Billie Eilish hat für Cover und Artikel in der britischen „Vogue“ ihre Oversized-Klamotten gewissermaßen abgelegt. Die dafür entstandenen Bilder in Korsage, Mantel & Co. sind dabei das, was sich gemeinhin, mit einem männlichen Blick betrachtet, als sexy bezeichnen ließe.
Um diesen männlichen Blick zu unterwandern, eilen ihr derzeit aber auch zahllose, meist weibliche Feuilletonistinnen zu Hilfe und beschreiben die Bilder, die wenige Wochen vor der Veröffentlichung ihres zweiten Albums erschienen sind, als Akt der Selbstermächtigung und Selbstbestimmung.
Argumentativ ein paar Nummern kleiner ist außerdem zudem der intellektuelle Konsens unter Schreibenden und über Pop-Phänomene Nachdenkenden auszumachen, dass der Imagewandel von Eilish definitiv gelungen ist. Die 19-jährige werde jetzt schlicht erwachsen und bringen nunmehr endlich den Mut auf zu ihrem Körper zu stehen, der nicht in jedwede gängige Model-Schönheitsideale passe. Diesbezüglich sind auch sogenannte „Body Positivity“ Diskurse nicht allzu fern.
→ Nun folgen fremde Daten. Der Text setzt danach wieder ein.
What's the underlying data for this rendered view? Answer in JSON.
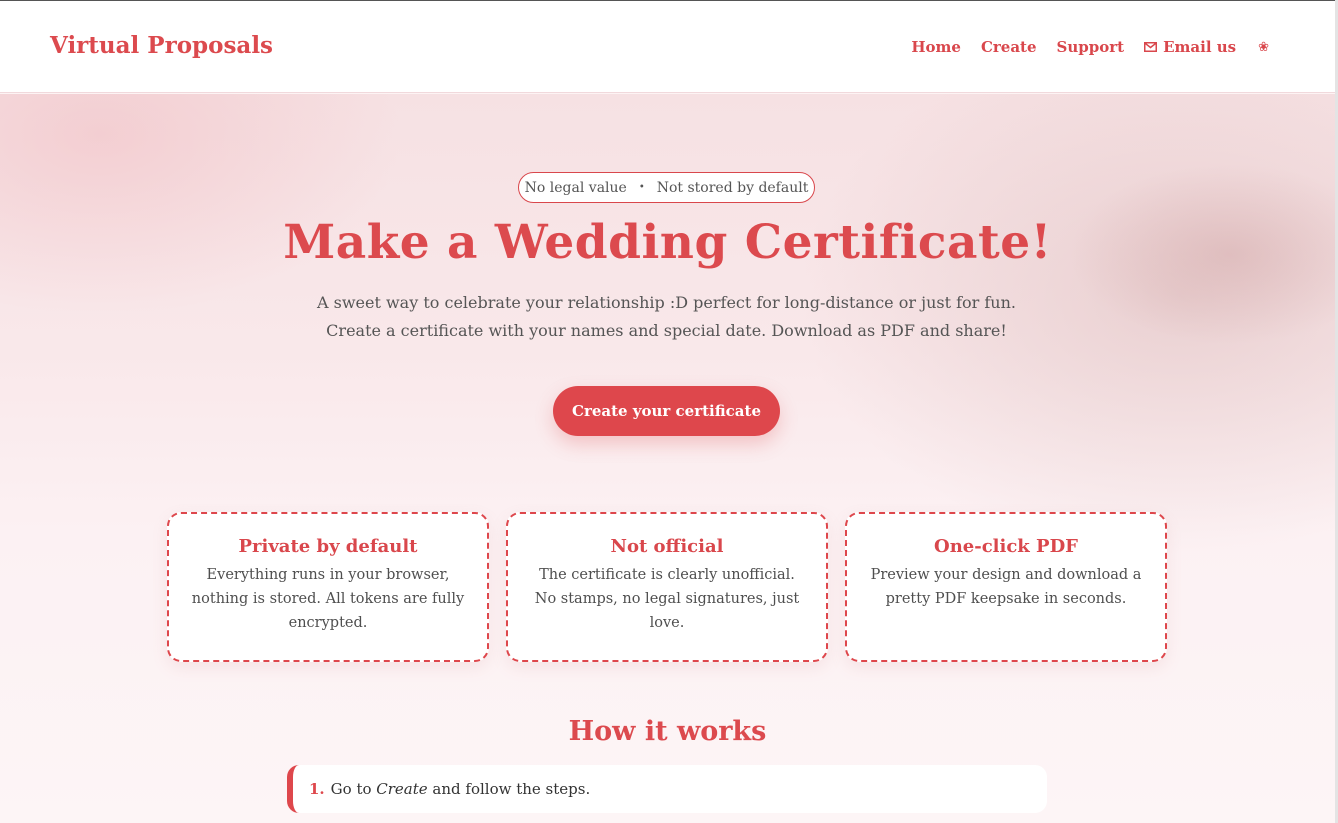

Fakt bei alldem ist jedenfalls, dass die nunmehrige Körper-Inszenierung von Eilish weniger Haut zeigt als etwa bei Künstlerinnen wie Chloe Bailey. Von Darstellungen einer Shirin David oder den übersexualisierten Bildern einer Katja Krasavice ist sie zudem in Bezug auf Explizität meilenweit entfernt. Die Aufregung im Feuilleton-Blätterwald fußt also eindeutig auf der Differenz der Darstellungs-Strategien der früheren und der gegenwärtigen Eilish.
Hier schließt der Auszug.